Amanda Coleman, head of corporate communications at Greater Manchester Police, suggests the industry is not doing enough to attract young people to its virtues as a future career
Getting your first step into any career is a huge challenge particularly in these times of austerity. The resources available to help them decide on their future and then try it out are just not there anymore. Many schools have had financial support cut for work experience programmes and young people are leaving university without some of the skills to find a job in their chosen profession.
So what does all this mean for public relations and why should we be bothered about the young generation? It means a lot. The future of the public relations profession rests on those that are entering at a junior level.
Are we really encouraging young people to consider it as a viable career? I have visited a number of schools during recent months to talk about careers in public relations, media and communication. It has been a revelation and eye-opening.
Firstly, very few young people really knew what public relations was but more shocking than that was the complete failure to consider or question how the media get news stories. Many young people I have spoken to, and the group now numbers more than 100, have no desire to question the validity of what they learn from social media through computer screens let alone through the television.
It has been necessary to use the latest world events to try to demonstrate who is involved with the news and what the job is. In doing this, I hope I have opened up their minds to the possibilities of a wider range of careers in the creative industries.
Young people will never be able to understand what careers exist if they are never given access to people doing those jobs. I was lucky to have a friend whose relative was a journalist and at the age of 16 was able to get experience in a newsroom. That experience just confirmed that it was the job for me and made me even more focused that I would get to work in that world. It took another six years but that is eventually what I did.
The cost of attending university is now making young people think much more seriously about what career choices they want to make. If they are not going to delay entering the world of work by studying, then what pathways are available?
Apprenticeships are now an alternative and a way to get into work at an earlier point in life. A recent House of Commons briefing paper revealed that apprenticeships in the arts, media and publishing are very few and number around 1,000 compared to 93,000 in health, public services and care.
Greater Manchester Police recently recruited our first specialist apprenticeship in the field of social media. It is in the early stages but has already had an impact within the team. Our apprentice has brought a new, young perspective into the team. We share knowledge and experience but also it forces us to think about the work we do often without thinking. I will know at the end of the 12 months whether it is something to consider in the future composition of the team.
Developing the future communication and public relations talent has not been something on our list of priorities.
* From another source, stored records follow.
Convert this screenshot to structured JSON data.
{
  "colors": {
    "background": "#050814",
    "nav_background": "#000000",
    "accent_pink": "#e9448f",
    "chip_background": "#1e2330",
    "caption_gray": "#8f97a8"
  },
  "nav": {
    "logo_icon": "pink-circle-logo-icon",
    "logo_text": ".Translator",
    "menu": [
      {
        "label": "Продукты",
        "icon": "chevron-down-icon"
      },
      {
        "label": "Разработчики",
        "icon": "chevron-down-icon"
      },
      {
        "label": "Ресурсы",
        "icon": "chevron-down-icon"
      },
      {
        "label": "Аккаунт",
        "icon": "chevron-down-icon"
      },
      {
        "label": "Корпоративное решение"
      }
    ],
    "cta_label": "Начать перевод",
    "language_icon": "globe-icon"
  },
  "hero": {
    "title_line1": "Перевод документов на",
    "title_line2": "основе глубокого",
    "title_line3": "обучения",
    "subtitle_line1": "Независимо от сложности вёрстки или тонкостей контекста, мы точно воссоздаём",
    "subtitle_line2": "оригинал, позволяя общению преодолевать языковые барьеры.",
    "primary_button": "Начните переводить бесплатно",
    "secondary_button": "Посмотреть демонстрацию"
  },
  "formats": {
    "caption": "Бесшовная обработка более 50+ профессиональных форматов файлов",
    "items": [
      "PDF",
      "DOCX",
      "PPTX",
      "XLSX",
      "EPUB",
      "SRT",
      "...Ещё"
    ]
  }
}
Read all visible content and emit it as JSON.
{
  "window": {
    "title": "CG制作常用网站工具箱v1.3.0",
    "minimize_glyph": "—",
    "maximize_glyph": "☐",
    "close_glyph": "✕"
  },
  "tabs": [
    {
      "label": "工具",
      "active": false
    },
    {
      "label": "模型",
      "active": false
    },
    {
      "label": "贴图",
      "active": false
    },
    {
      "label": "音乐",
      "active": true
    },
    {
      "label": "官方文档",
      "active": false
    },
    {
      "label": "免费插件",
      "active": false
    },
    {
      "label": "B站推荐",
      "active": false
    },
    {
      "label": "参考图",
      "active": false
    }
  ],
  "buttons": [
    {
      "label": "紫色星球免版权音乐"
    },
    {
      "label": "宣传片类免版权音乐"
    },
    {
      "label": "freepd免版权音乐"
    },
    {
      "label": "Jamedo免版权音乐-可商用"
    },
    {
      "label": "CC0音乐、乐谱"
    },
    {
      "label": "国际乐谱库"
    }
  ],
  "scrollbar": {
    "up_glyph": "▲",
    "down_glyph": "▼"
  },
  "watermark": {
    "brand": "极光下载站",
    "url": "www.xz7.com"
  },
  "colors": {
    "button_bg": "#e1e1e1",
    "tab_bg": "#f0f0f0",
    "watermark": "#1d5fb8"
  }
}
It doesn’t appear to feature in the aims and mission mentioned by the Chartered Institute of Public Relations and the Public Relations Consultants Association.
Yet this should be our daily priority. We should all be looking at the opportunities we have to both promote public relations and explain what it is and does.
More than that we need to find the ways to bring young people into public relations and communications to give them that much needed first rung on the ladder of their PR career.